3.4. Time-Domain Features
The domain features reported in the included studies were the HR, RMSSD, SDNN, and pNN50. However, HR, RMSSD, and SDNN were reported in four out of nine studies. pNN50 was reported in two out of the nine studies, as shown in Table 3. Apart from HR in Cap et al. [57] and Haffar et al. [55], all of the time-domain features tended to act with the same pattern, which reflected stress under surgical settings. (The full measures are detailed in Supplementary File S1 Tables S1–S4).
3.5. Frequency-Domain Features
Regarding the frequency-domain features, the reported measures were LF, HF, and LF/HF ratio. Specifically, LF and HF were reported in two out of nine studies. In contrast, there were three studies that reported LF/HF ratio, as shown in Table 4. Similarly to the time domain, the same pattern in response to stress was shown here as well. (The full measures are detailed in Supplementary File S1 Tables S5–S7).
3.6. Meta-Analysis
HRV features were pooled only if reported in more than three papers. The RevMan review manager was used to perform the data analysis. Further, meta-analysis (MD) with a 95% confidence interval (95% CI) and the random effect model were used. Some of the studies reported the readings for some of the parameters in terms of mean and standard deviation, such as those of Weenk et al. [56] and Kwon et al. [59]; some of them were reported as the median, lowest value, and highest value, such as in Klein et al. [21], Rieger et al. [53], and Weenk et al. [56], which facilitated calculation of the approximate mean based on Hozo et al.’s [51] suggested calculation; and moreover, some of the studies gave detailed data and readings, such as Cap et al. and Kwon et al. They did not report direct readings other than analysis of variance [57,59]. Therefore, despite making an unsuccessful attempt to contact the authors for the raw data, the means for some parameters were obtained in certain studies through the previous clarification.

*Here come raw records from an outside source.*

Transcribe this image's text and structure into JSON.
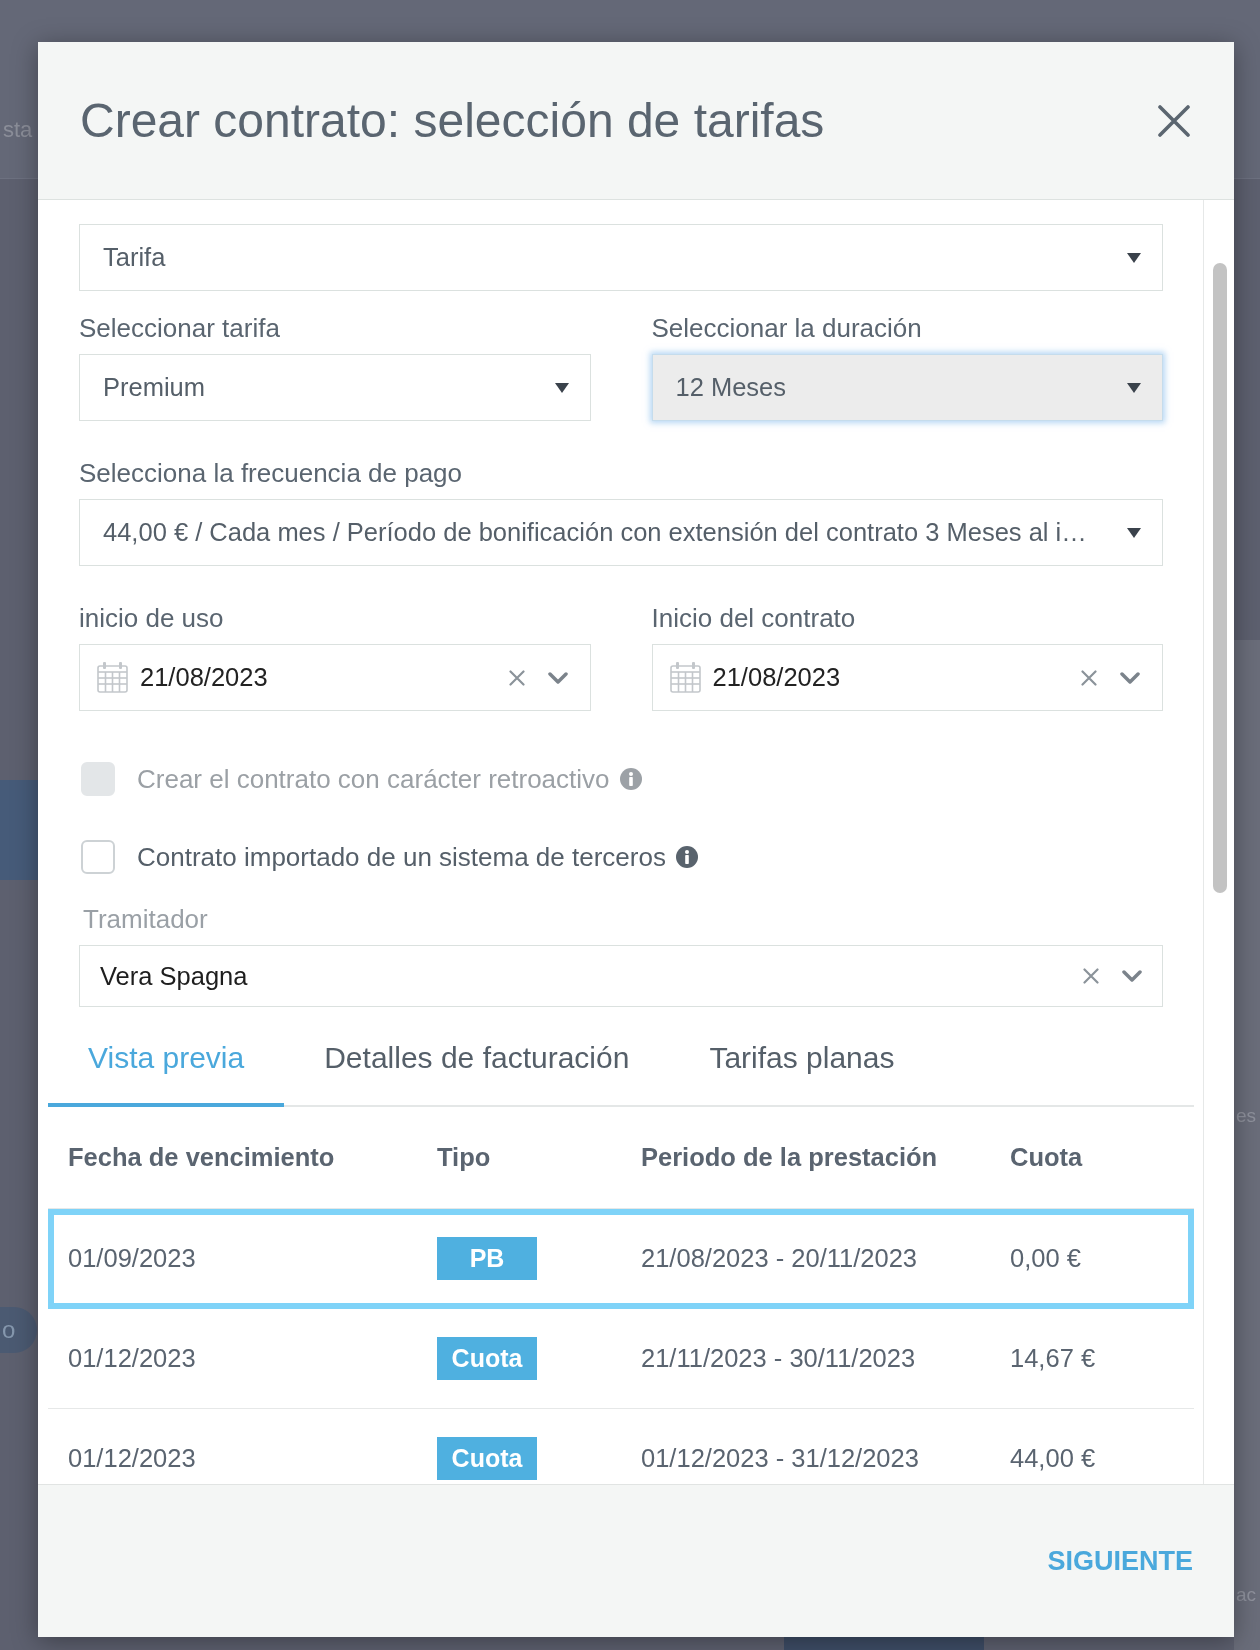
{
  "background": {
    "top_left_text": "sta",
    "left_pill_text": "o",
    "right_panel_texts": [
      "es",
      "ac"
    ]
  },
  "dialog": {
    "title": "Crear contrato: selección de tarifas"
  },
  "form": {
    "rows": [
      [
        {
          "kind": "select",
          "value": "Tarifa",
          "focused": false
        }
      ],
      [
        {
          "kind": "select",
          "label": "Seleccionar tarifa",
          "value": "Premium",
          "focused": false
        },
        {
          "kind": "select",
          "label": "Seleccionar la duración",
          "value": "12 Meses",
          "focused": true
        }
      ],
      [
        {
          "kind": "select",
          "label": "Selecciona la frecuencia de pago",
          "value": "44,00 € / Cada mes / Período de bonificación con extensión del contrato 3 Meses al i…",
          "focused": false
        }
      ],
      [
        {
          "kind": "date",
          "label": "inicio de uso",
          "value": "21/08/2023",
          "focused": false
        },
        {
          "kind": "date",
          "label": "Inicio del contrato",
          "value": "21/08/2023",
          "focused": false
        }
      ]
    ],
    "checkboxes": [
      {
        "label": "Crear el contrato con carácter retroactivo",
        "checked": false,
        "disabled": true
      },
      {
        "label": "Contrato importado de un sistema de terceros",
        "checked": false,
        "disabled": false
      }
    ],
    "processor": {
      "kind": "combobox",
      "label": "Tramitador",
      "value": "Vera Spagna",
      "focused": false
    }
  },
  "tabs": [
    {
      "label": "Vista previa",
      "selected": true
    },
    {
      "label": "Detalles de facturación",
      "selected": false
    },
    {
      "label": "Tarifas planas",
      "selected": false
    }
  ],
  "table": {
    "columns": [
      {
        "label": "Fecha de vencimiento",
        "kind": "text"
      },
      {
        "label": "Tipo",
        "kind": "badge"
      },
      {
        "label": "Periodo de la prestación",
        "kind": "text"
      },
      {
        "label": "Cuota",
        "kind": "text"
      }
    ],
    "rows": [
      {
        "cells": [
          "01/09/2023",
          "PB",
          "21/08/2023 - 20/11/2023",
          "0,00 €"
        ],
        "selected": true
      },
      {
        "cells": [
          "01/12/2023",
          "Cuota",
          "21/11/2023 - 30/11/2023",
          "14,67 €"
        ],
        "selected": false
      },
      {
        "cells": [
          "01/12/2023",
          "Cuota",
          "01/12/2023 - 31/12/2023",
          "44,00 €"
        ],
        "selected": false
      }
    ]
  },
  "footer": {
    "next_button": "SIGUIENTE"
  }
}
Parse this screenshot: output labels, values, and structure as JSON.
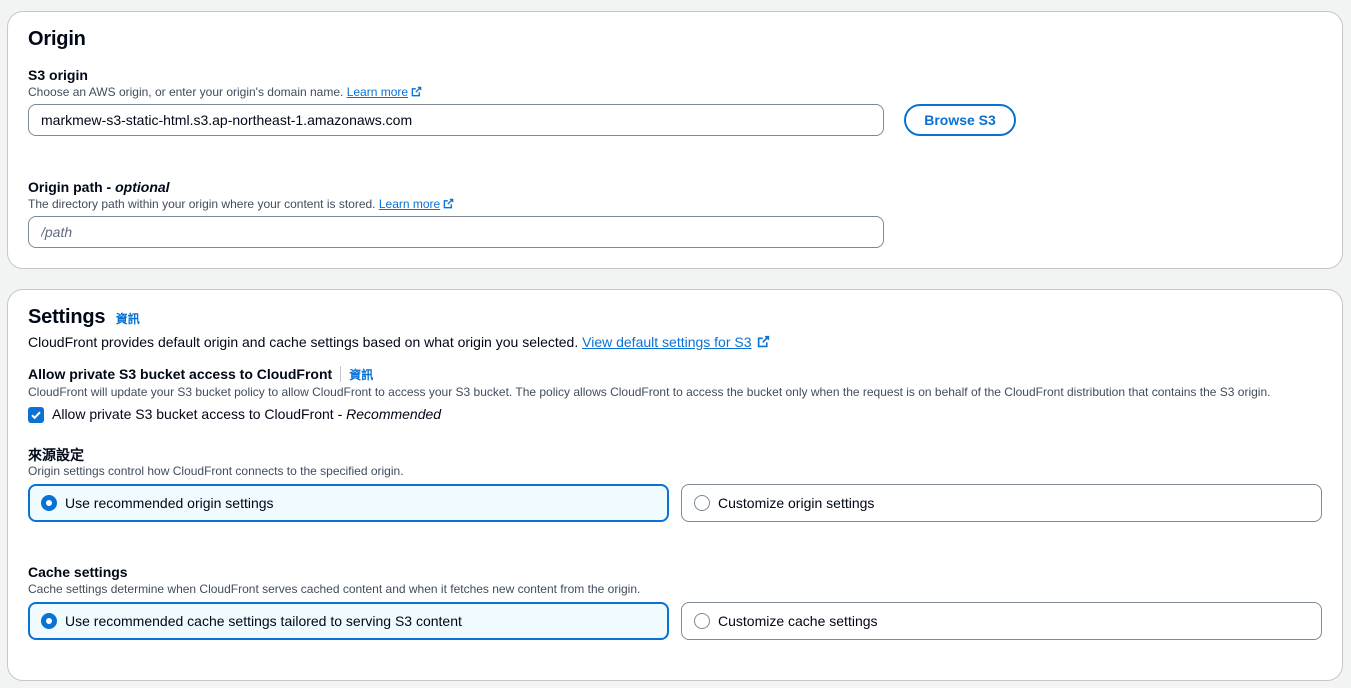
{
  "origin": {
    "title": "Origin",
    "s3_origin": {
      "label": "S3 origin",
      "description": "Choose an AWS origin, or enter your origin's domain name.",
      "learn_more": "Learn more",
      "value": "markmew-s3-static-html.s3.ap-northeast-1.amazonaws.com",
      "browse_button": "Browse S3"
    },
    "origin_path": {
      "label": "Origin path - ",
      "label_optional": "optional",
      "description": "The directory path within your origin where your content is stored.",
      "learn_more": "Learn more",
      "placeholder": "/path"
    }
  },
  "settings": {
    "title": "Settings",
    "info": "資訊",
    "description": "CloudFront provides default origin and cache settings based on what origin you selected.",
    "view_default_link": "View default settings for S3",
    "private_access": {
      "label": "Allow private S3 bucket access to CloudFront",
      "info": "資訊",
      "description": "CloudFront will update your S3 bucket policy to allow CloudFront to access your S3 bucket. The policy allows CloudFront to access the bucket only when the request is on behalf of the CloudFront distribution that contains the S3 origin.",
      "checkbox_label": "Allow private S3 bucket access to CloudFront - ",
      "checkbox_recommended": "Recommended",
      "checked": true
    },
    "origin_settings": {
      "label": "來源設定",
      "description": "Origin settings control how CloudFront connects to the specified origin.",
      "option_recommended": "Use recommended origin settings",
      "option_custom": "Customize origin settings",
      "selected": "recommended"
    },
    "cache_settings": {
      "label": "Cache settings",
      "description": "Cache settings determine when CloudFront serves cached content and when it fetches new content from the origin.",
      "option_recommended": "Use recommended cache settings tailored to serving S3 content",
      "option_custom": "Customize cache settings",
      "selected": "recommended"
    }
  },
  "colors": {
    "accent": "#0972d3",
    "selected_tile_bg": "#f0fbff",
    "border": "#7d8998",
    "text": "#000716",
    "secondary_text": "#414d5c"
  }
}
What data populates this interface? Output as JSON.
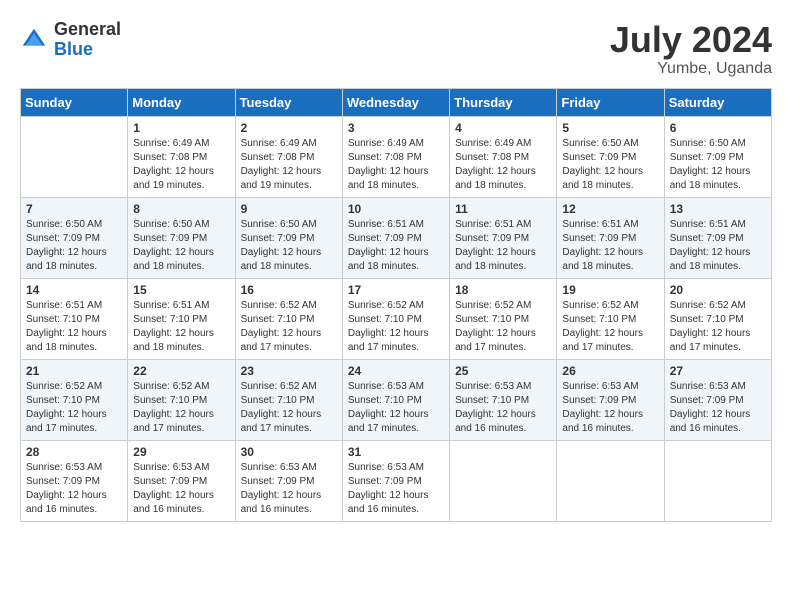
{
  "logo": {
    "general": "General",
    "blue": "Blue"
  },
  "title": "July 2024",
  "location": "Yumbe, Uganda",
  "days_of_week": [
    "Sunday",
    "Monday",
    "Tuesday",
    "Wednesday",
    "Thursday",
    "Friday",
    "Saturday"
  ],
  "weeks": [
    [
      {
        "day": "",
        "sunrise": "",
        "sunset": "",
        "daylight": ""
      },
      {
        "day": "1",
        "sunrise": "Sunrise: 6:49 AM",
        "sunset": "Sunset: 7:08 PM",
        "daylight": "Daylight: 12 hours and 19 minutes."
      },
      {
        "day": "2",
        "sunrise": "Sunrise: 6:49 AM",
        "sunset": "Sunset: 7:08 PM",
        "daylight": "Daylight: 12 hours and 19 minutes."
      },
      {
        "day": "3",
        "sunrise": "Sunrise: 6:49 AM",
        "sunset": "Sunset: 7:08 PM",
        "daylight": "Daylight: 12 hours and 18 minutes."
      },
      {
        "day": "4",
        "sunrise": "Sunrise: 6:49 AM",
        "sunset": "Sunset: 7:08 PM",
        "daylight": "Daylight: 12 hours and 18 minutes."
      },
      {
        "day": "5",
        "sunrise": "Sunrise: 6:50 AM",
        "sunset": "Sunset: 7:09 PM",
        "daylight": "Daylight: 12 hours and 18 minutes."
      },
      {
        "day": "6",
        "sunrise": "Sunrise: 6:50 AM",
        "sunset": "Sunset: 7:09 PM",
        "daylight": "Daylight: 12 hours and 18 minutes."
      }
    ],
    [
      {
        "day": "7",
        "sunrise": "Sunrise: 6:50 AM",
        "sunset": "Sunset: 7:09 PM",
        "daylight": "Daylight: 12 hours and 18 minutes."
      },
      {
        "day": "8",
        "sunrise": "Sunrise: 6:50 AM",
        "sunset": "Sunset: 7:09 PM",
        "daylight": "Daylight: 12 hours and 18 minutes."
      },
      {
        "day": "9",
        "sunrise": "Sunrise: 6:50 AM",
        "sunset": "Sunset: 7:09 PM",
        "daylight": "Daylight: 12 hours and 18 minutes."
      },
      {
        "day": "10",
        "sunrise": "Sunrise: 6:51 AM",
        "sunset": "Sunset: 7:09 PM",
        "daylight": "Daylight: 12 hours and 18 minutes."
      },
      {
        "day": "11",
        "sunrise": "Sunrise: 6:51 AM",
        "sunset": "Sunset: 7:09 PM",
        "daylight": "Daylight: 12 hours and 18 minutes."
      },
      {
        "day": "12",
        "sunrise": "Sunrise: 6:51 AM",
        "sunset": "Sunset: 7:09 PM",
        "daylight": "Daylight: 12 hours and 18 minutes."
      },
      {
        "day": "13",
        "sunrise": "Sunrise: 6:51 AM",
        "sunset": "Sunset: 7:09 PM",
        "daylight": "Daylight: 12 hours and 18 minutes."
      }
    ],
    [
      {
        "day": "14",
        "sunrise": "Sunrise: 6:51 AM",
        "sunset": "Sunset: 7:10 PM",
        "daylight": "Daylight: 12 hours and 18 minutes."
      },
      {
        "day": "15",
        "sunrise": "Sunrise: 6:51 AM",
        "sunset": "Sunset: 7:10 PM",
        "daylight": "Daylight: 12 hours and 18 minutes."
      },
      {
        "day": "16",
        "sunrise": "Sunrise: 6:52 AM",
        "sunset": "Sunset: 7:10 PM",
        "daylight": "Daylight: 12 hours and 17 minutes."
      },
      {
        "day": "17",
        "sunrise": "Sunrise: 6:52 AM",
        "sunset": "Sunset: 7:10 PM",
        "daylight": "Daylight: 12 hours and 17 minutes."
      },
      {
        "day": "18",
        "sunrise": "Sunrise: 6:52 AM",
        "sunset": "Sunset: 7:10 PM",
        "daylight": "Daylight: 12 hours and 17 minutes."
      },
      {
        "day": "19",
        "sunrise": "Sunrise: 6:52 AM",
        "sunset": "Sunset: 7:10 PM",
        "daylight": "Daylight: 12 hours and 17 minutes."
      },
      {
        "day": "20",
        "sunrise": "Sunrise: 6:52 AM",
        "sunset": "Sunset: 7:10 PM",
        "daylight": "Daylight: 12 hours and 17 minutes."
      }
    ],
    [
      {
        "day": "21",
        "sunrise": "Sunrise: 6:52 AM",
        "sunset": "Sunset: 7:10 PM",
        "daylight": "Daylight: 12 hours and 17 minutes."
      },
      {
        "day": "22",
        "sunrise": "Sunrise: 6:52 AM",
        "sunset": "Sunset: 7:10 PM",
        "daylight": "Daylight: 12 hours and 17 minutes."
      },
      {
        "day": "23",
        "sunrise": "Sunrise: 6:52 AM",
        "sunset": "Sunset: 7:10 PM",
        "daylight": "Daylight: 12 hours and 17 minutes."
      },
      {
        "day": "24",
        "sunrise": "Sunrise: 6:53 AM",
        "sunset": "Sunset: 7:10 PM",
        "daylight": "Daylight: 12 hours and 17 minutes."
      },
      {
        "day": "25",
        "sunrise": "Sunrise: 6:53 AM",
        "sunset": "Sunset: 7:10 PM",
        "daylight": "Daylight: 12 hours and 16 minutes."
      },
      {
        "day": "26",
        "sunrise": "Sunrise: 6:53 AM",
        "sunset": "Sunset: 7:09 PM",
        "daylight": "Daylight: 12 hours and 16 minutes."
      },
      {
        "day": "27",
        "sunrise": "Sunrise: 6:53 AM",
        "sunset": "Sunset: 7:09 PM",
        "daylight": "Daylight: 12 hours and 16 minutes."
      }
    ],
    [
      {
        "day": "28",
        "sunrise": "Sunrise: 6:53 AM",
        "sunset": "Sunset: 7:09 PM",
        "daylight": "Daylight: 12 hours and 16 minutes."
      },
      {
        "day": "29",
        "sunrise": "Sunrise: 6:53 AM",
        "sunset": "Sunset: 7:09 PM",
        "daylight": "Daylight: 12 hours and 16 minutes."
      },
      {
        "day": "30",
        "sunrise": "Sunrise: 6:53 AM",
        "sunset": "Sunset: 7:09 PM",
        "daylight": "Daylight: 12 hours and 16 minutes."
      },
      {
        "day": "31",
        "sunrise": "Sunrise: 6:53 AM",
        "sunset": "Sunset: 7:09 PM",
        "daylight": "Daylight: 12 hours and 16 minutes."
      },
      {
        "day": "",
        "sunrise": "",
        "sunset": "",
        "daylight": ""
      },
      {
        "day": "",
        "sunrise": "",
        "sunset": "",
        "daylight": ""
      },
      {
        "day": "",
        "sunrise": "",
        "sunset": "",
        "daylight": ""
      }
    ]
  ]
}
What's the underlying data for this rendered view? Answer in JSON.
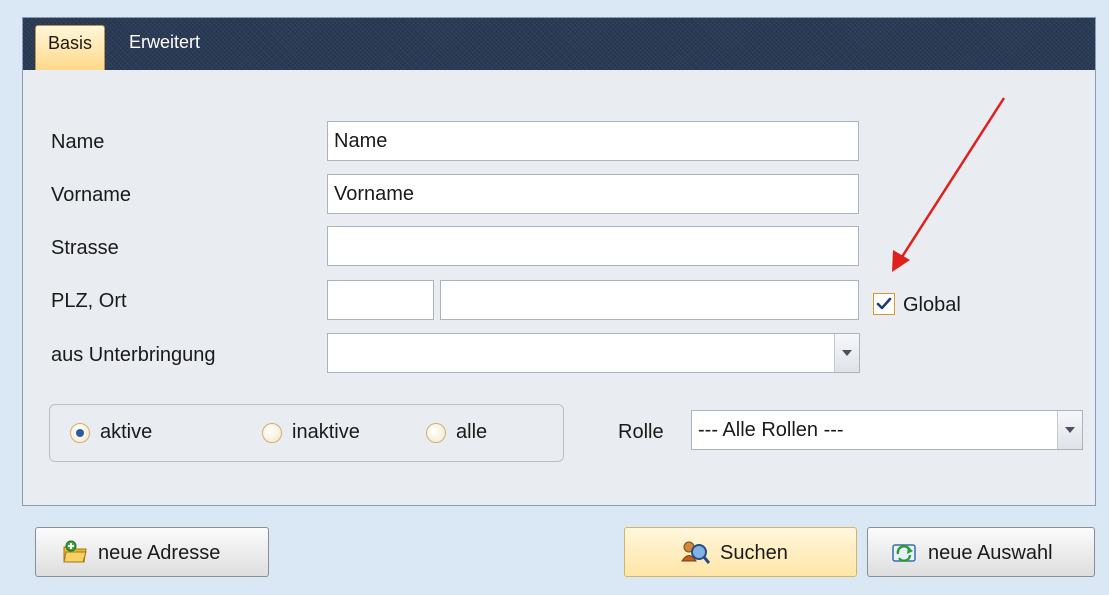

The heart rate forest plot (Figure 2) indicated high heterogeneity, which necessitated conducting a subgroup analysis. In the subgroup analysis (Figure 3), Klein et al. and Cap et al. were excluded to improve methodological consistency across the included data [54,57]. While this approach was useful for individual-level comparisons, it limited the interpretability of pooled results using raw heart rate values. Excluding these two studies helped ensure that the meta-analysis focused on comparable measures and conditions across studies (Table 3).
Also, in the SDNN forest plot (Figure 4), the heterogeneity was high, which led us to conduct a subgroup analysis for the SDNN. Subgroup analysis was performed (Figure 5), and Weenk et al. was excluded from the subgroup analysis due to methodological differences that likely contributed to increased heterogeneity [56]. Removing this mismatch likely explained the larger observed effect and the substantial drop in heterogeneity (from 67% to 17%) after its exclusion.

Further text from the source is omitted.